Accepting on Peninnah’s behalf is Cherie Karo Schwartz

Folklorist Richard Chase has written about oral storytelling that, “you need to lift the words off the page in order to make them go right.” On the obverse side, the challenge is to write the folktales found in the oral tradition onto the page in a way that makes it possible to be “lifted off the page” so they can be spoken “trippingly on the tongue”.

When I first began retelling-in-writing Jewish folktales, several publishers rejected them because they were written in an “oral style.” In 1995, the Editor-in-Chief at Jason Aronson Publishing, Arthur Kurzweil, proposed that I compile an anthology of Jewish folktales in my voice. My response was, “I’ve already started.” Two years later, my first anthology, Jewish Stories One Generation Tells Another, was published. I am grateful to Arthur Kurzweil for offering me that opportunity to become a storyteller-in-print.

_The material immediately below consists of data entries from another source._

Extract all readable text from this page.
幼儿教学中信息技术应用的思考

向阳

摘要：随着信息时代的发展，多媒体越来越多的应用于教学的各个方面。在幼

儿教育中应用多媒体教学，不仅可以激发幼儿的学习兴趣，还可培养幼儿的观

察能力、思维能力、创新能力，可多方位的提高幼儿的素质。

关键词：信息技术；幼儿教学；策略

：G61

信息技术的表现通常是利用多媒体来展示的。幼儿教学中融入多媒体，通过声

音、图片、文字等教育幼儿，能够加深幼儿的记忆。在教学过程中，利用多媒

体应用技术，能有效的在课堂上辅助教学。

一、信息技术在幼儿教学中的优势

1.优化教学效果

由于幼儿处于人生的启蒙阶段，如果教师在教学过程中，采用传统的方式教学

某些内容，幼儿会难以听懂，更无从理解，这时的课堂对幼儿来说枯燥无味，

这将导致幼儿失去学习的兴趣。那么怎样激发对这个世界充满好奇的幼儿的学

During the process of creating this book, I wanted to add a “Story-behind-the-Story” before each of the 65 stories. This page or two would include the sources, tale type and motifs, background about the story, and what, if anything, I changed or added to the story. However, my editor suggested I place this commentary as EndNotes. I insisted that, as a storyteller, I needed to put each story into a context and he agreed. In fact, many reviewers and readers highlighted the value of having such commentaries as introductions to the stories.

Writing a book of folktales is not solo work. Rather, as I was writing the stories, I would be telling them to myself in a voice that I could hear so that the orality of the tales was retained (with some compromises to the printed page).

I must acknowledge two other people who have been great friends and mentors encouraging me and sharing their wealth of knowledge and wisdom about Jewish folklore. The first is the Dean of Jewish Folklore, Professor Dov Noy. Dov Noy’s Doctoral Dissertation under Professor Stith Thompson put Jewish Folktales on the World Folklore Map! Dov Noy founded the Israel Folktale Archives in 1955 and this major treasure, now at the University of Haifa, has collected over 35,000 Jewish folktales from the various ethnic communities in Israel. I include many tales found in the Israel Folktale Archives in my 14 books, always with citations.

I want to also recognize Folklorist-Author Howard Schwartz for his generosity of heart in encouraging me in my storytelling – both oral and written - and sharing his vast knowledge and wisdom with me.

Reading this Acceptance Speech on my behalf has been my dear friend for about 30 years: Storyteller and Author Cherie Karo Schwartz with whom I have shared many programs, both in teaching storytelling workshops and as part of performance events. We often ‘talk story’ and brainstorm ideas for teaching and telling stories. I am grateful to have Cherie – along with Arthur Kurzweil, Dov Noy and Howard Schwartz – as we journey through a storytelling life.

I am sorry I cannot be here in person to give my personal thanks to the Committee of the Talking Leaves Award and to all of you in the NSN!

I bless you that you continue to tell and write the stories you share as you journey through a storytelling life! In our lives today, we need a tsunami of stories that will ripple out into the world to create a healthier world of love, hope, kindness, laughter and peace!